L'École des Hautes études commerciales a presque toujours été vue avec circonspection et condamnée par une élite qui s'approprie les vertus du nationalisme et pour qui encore le commerce, le milieu économique et le regard sur le monde dépouillent le Canadien français ou le Québécois de son âme, de ses racines. Des mutants génétiques! Et, à l'égard des HEC, l'élite nationaliste s'élargit dans son mépris pour y inclure un bon nombre de fédéralistes.

L'École est née dans une telle controverse. Pierre Harvey, économiste, directeur de l'École de 1982 à 1986, un indépendantiste bien campé depuis la première heure, a écrit l'Histoire de l'École des Hautes études commerciales, un documentaire particulièrement fouillé. Il remarque: «Le plus surprenant, dans toutes ses luttes, viendra du fait qu'alors que l'établissement sera conçu et mis sur pied pour servir d'instrument de promotion économique au profit de la collectivité francophone, ce sera du côté de certains des plus fervents nationalistes que viendront, surtout au nom de la religion, les attaques les plus virulentes...»

Mon grand-père, Lucien Favreau, a été de la première promotion en 1913 et a fait carrière comme professeur de comptabilité à l'École des hautes études commerciales. Il est toujours resté amer d'avoir été traité, comme certains de ses collègues, de franc-maçon.

Jacques Parizeau m'a raconté avoir rompu avec une tradition qui nourrissait les HEC de rapports exclusifs avec la France en osant aller faire son doctorat au London School of Economics. Traître?

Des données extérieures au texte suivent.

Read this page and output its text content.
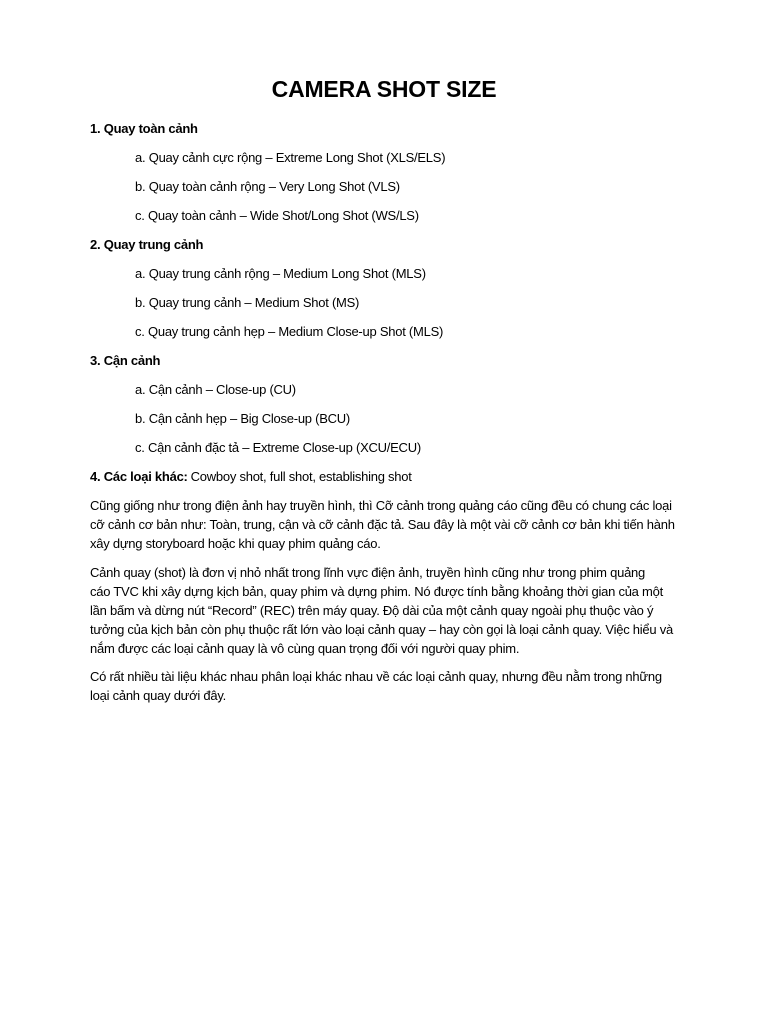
CAMERA SHOT SIZE
1. Quay toàn cảnh
a. Quay cảnh cực rộng – Extreme Long Shot (XLS/ELS)
b. Quay toàn cảnh rộng – Very Long Shot (VLS)
c. Quay toàn cảnh – Wide Shot/Long Shot (WS/LS)
2. Quay trung cảnh
a. Quay trung cảnh rộng – Medium Long Shot (MLS)
b. Quay trung cảnh – Medium Shot (MS)
c. Quay trung cảnh hẹp – Medium Close-up Shot (MLS)
3. Cận cảnh
a. Cận cảnh – Close-up (CU)
b. Cận cảnh hẹp – Big Close-up (BCU)
c. Cận cảnh đặc tả – Extreme Close-up (XCU/ECU)
4. Các loại khác: Cowboy shot, full shot, establishing shot
Cũng giống như trong điện ảnh hay truyền hình, thì Cỡ cảnh trong quảng cáo cũng đều có chung các loại
cỡ cảnh cơ bản như: Toàn, trung, cận và cỡ cảnh đặc tả. Sau đây là một vài cỡ cảnh cơ bản khi tiến hành
xây dựng storyboard hoặc khi quay phim quảng cáo.
Cảnh quay (shot) là đơn vị nhỏ nhất trong lĩnh vực điện ảnh, truyền hình cũng như trong phim quảng
cáo TVC khi xây dựng kịch bản, quay phim và dựng phim. Nó được tính bằng khoảng thời gian của một
lần bấm và dừng nút “Record” (REC) trên máy quay. Độ dài của một cảnh quay ngoài phụ thuộc vào ý
tưởng của kịch bản còn phụ thuộc rất lớn vào loại cảnh quay – hay còn gọi là loại cảnh quay. Việc hiểu và
nắm được các loại cảnh quay là vô cùng quan trọng đối với người quay phim.
Có rất nhiều tài liệu khác nhau phân loại khác nhau về các loại cảnh quay, nhưng đều nằm trong những
loại cảnh quay dưới đây.
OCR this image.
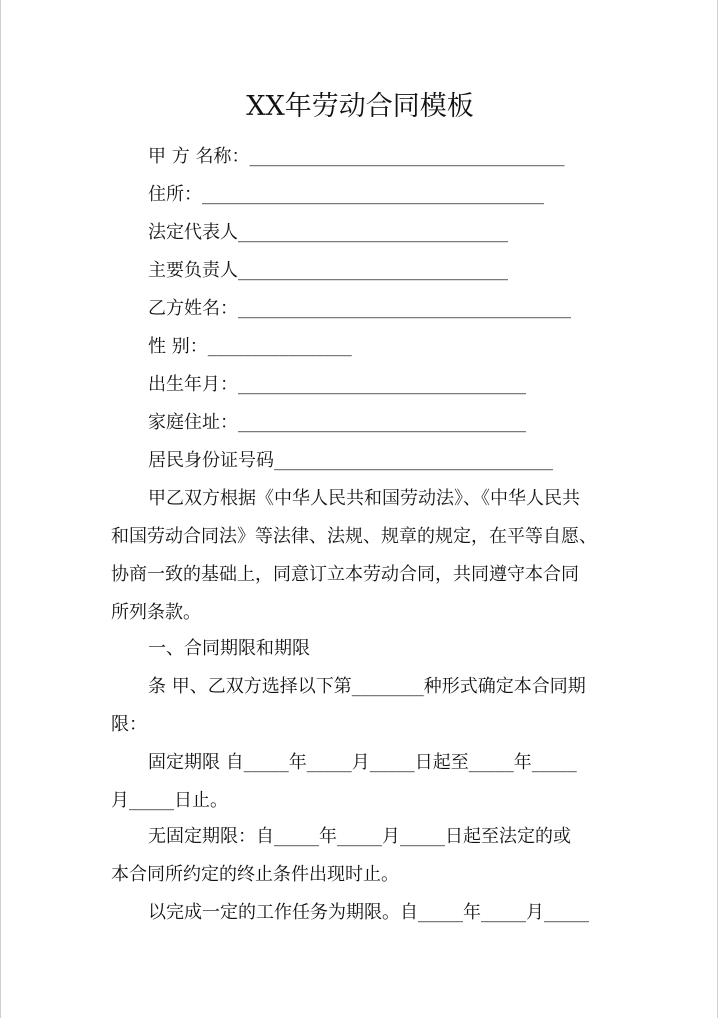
XX年劳动合同模板
甲 方 名称：___________________________________
住所：______________________________________
法定代表人______________________________
主要负责人______________________________
乙方姓名：_____________________________________
性 别：________________
出生年月：________________________________
家庭住址：________________________________
居民身份证号码_______________________________
甲乙双方根据《中华人民共和国劳动法》、《中华人民共
和国劳动合同法》等法律、法规、规章的规定，在平等自愿、
协商一致的基础上，同意订立本劳动合同，共同遵守本合同
所列条款。
一、合同期限和期限
条 甲、乙双方选择以下第________种形式确定本合同期
限：
固定期限 自_____年_____月_____日起至_____年_____
月_____日止。
无固定期限：自_____年_____月_____日起至法定的或
本合同所约定的终止条件出现时止。
以完成一定的工作任务为期限。自_____年_____月_____
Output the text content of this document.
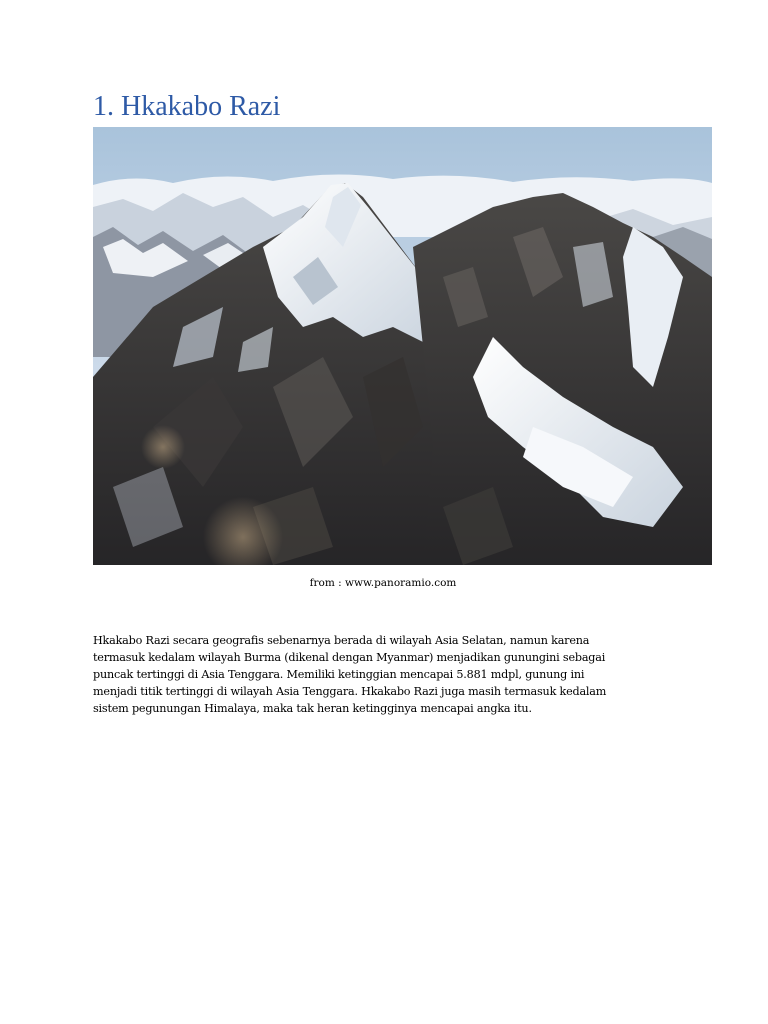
1. Hkakabo Razi

from : www.panoramio.com

Hkakabo Razi secara geografis sebenarnya berada di wilayah Asia Selatan, namun karena
termasuk kedalam wilayah Burma (dikenal dengan Myanmar) menjadikan gunungini sebagai
puncak tertinggi di Asia Tenggara. Memiliki ketinggian mencapai 5.881 mdpl, gunung ini
menjadi titik tertinggi di wilayah Asia Tenggara. Hkakabo Razi juga masih termasuk kedalam
sistem pegunungan Himalaya, maka tak heran ketingginya mencapai angka itu.
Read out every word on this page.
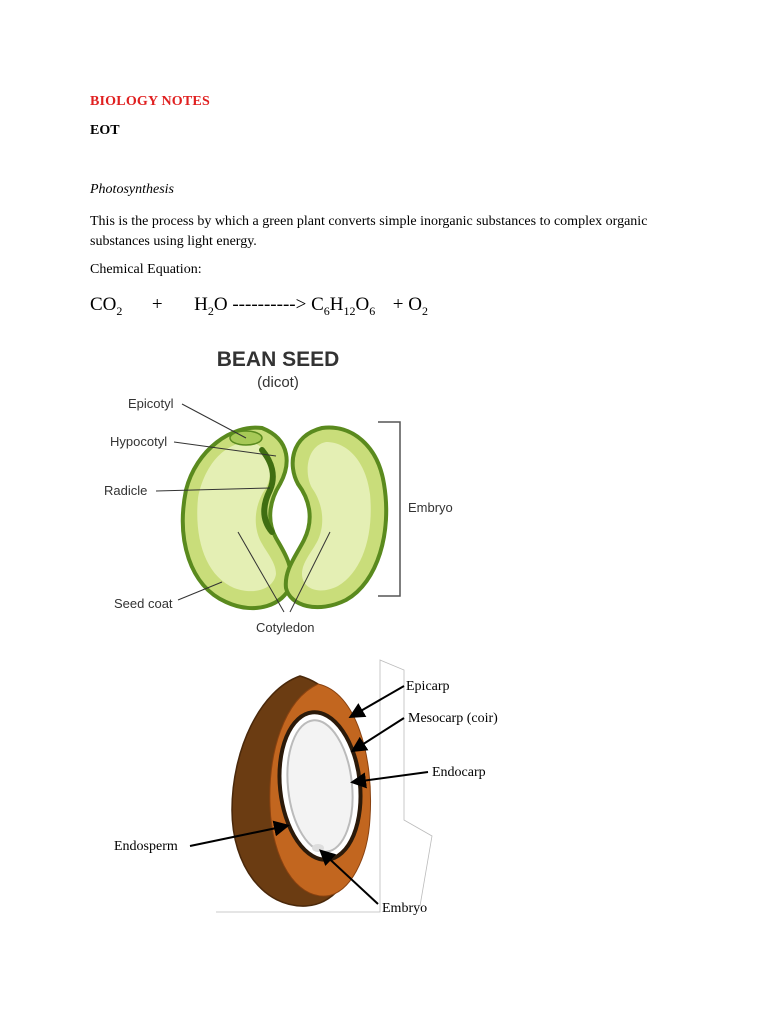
BIOLOGY NOTES
EOT
Photosynthesis
This is the process by which a green plant converts simple inorganic substances to complex organic substances using light energy.
Chemical Equation:
$CO_2 + H_2O$ ----------> $C_6H_{12}O_6 + O_2$
BEAN SEED
(dicot)
Epicotyl
Hypocotyl
Radicle
Seed coat
Cotyledon
Embryo
Epicarp
Mesocarp (coir)
Endocarp
Endosperm
Embryo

Pierre Harvey rompait avec l'institutionnalisme de la tradition française en économie en amenant dès les premiers cours en économie que devaient suivre tous les étudiants le courant anglo-saxon qui avait été depuis longtemps le plus pertinent en analyse économique. Trahison?

François Albert Angers, fondateur de l'Institut d'économie appliquée de l'École et directeur de la revue L'Action nationale pendant les années 60, et hyper nationaliste dirions-nous aujourd'hui, qui nous voyaient, jeunes turcs, faire nos études aux États-Unis et écrire certains de nos travaux de recherche en anglais, nous appuyait et le comprenait très bien. Traître?

Il est indéniable que le commerce de par sa nature même amène ceux qui le pratiquent ou l'observent à suivre les courants des biens et services, mais il impose aussi de tisser des liens avec les communautés pour mieux les connaître et de nous faire connaître par elles. C'est la genèse même de la logique de vouloir étendre son influence. Les HEC feraient une erreur de ne pas vouloir tisser ces liens en y faisant rayonner ses professeurs même si c'est en anglais, ce qu'elle fait déjà depuis un bon bout de temps, et d'attirer en son sein des étudiants de culture autre, mais dont le véhicule est l'anglais, au lieu de les laisser en exclusivité à nos amis anglophones qui n'en seraient que très heureux ou encore de les référer à la Toulouse School of Economics de l'Université de Toulouse.

Ces étudiants étrangers «pervertis» par la langue anglaise nous connaîtraient davantage et nos étudiants québécois qui, comme eux, peuvent parler anglais tout en gardant leur culture, verraient leur apprentissage s'enrichir de connaissances et de contacts inestimables.

C'est encore la répétition de l'histoire: on aurait préféré voir nos étudiants aller à McGill et Toronto plutôt que de fonder l'École des hautes études commerciales. La société québécoise est une petite société fracturée sur le plan économique; seule une grande société pourrait peut-être prétendre à une forme d'autarcie. Cette nature nous impose d'être ouverts sur le monde pour s'émanciper, progresser, voire même survivre. Comment peut-on faire cela autrement qu'en suivant ce que HEC fait et a toujours fait?

Ces montées de lait et ces réactions épidermiques niant presque la nature des choses irritaient Édouard Montpetit, qui a été professeur à l'École et doyen de la faculté des sciences sociales de l'Université de Montréal. Il déplorait ce qu'il appelait le «milieusisme».

L'importance de l'École et sa contribution à la société québécoise sont inestimables.

On s'explique encore très mal ce repli et ce nombrilisme des nationalistes et encore moins de ceux qui veulent faire du Québec un pays.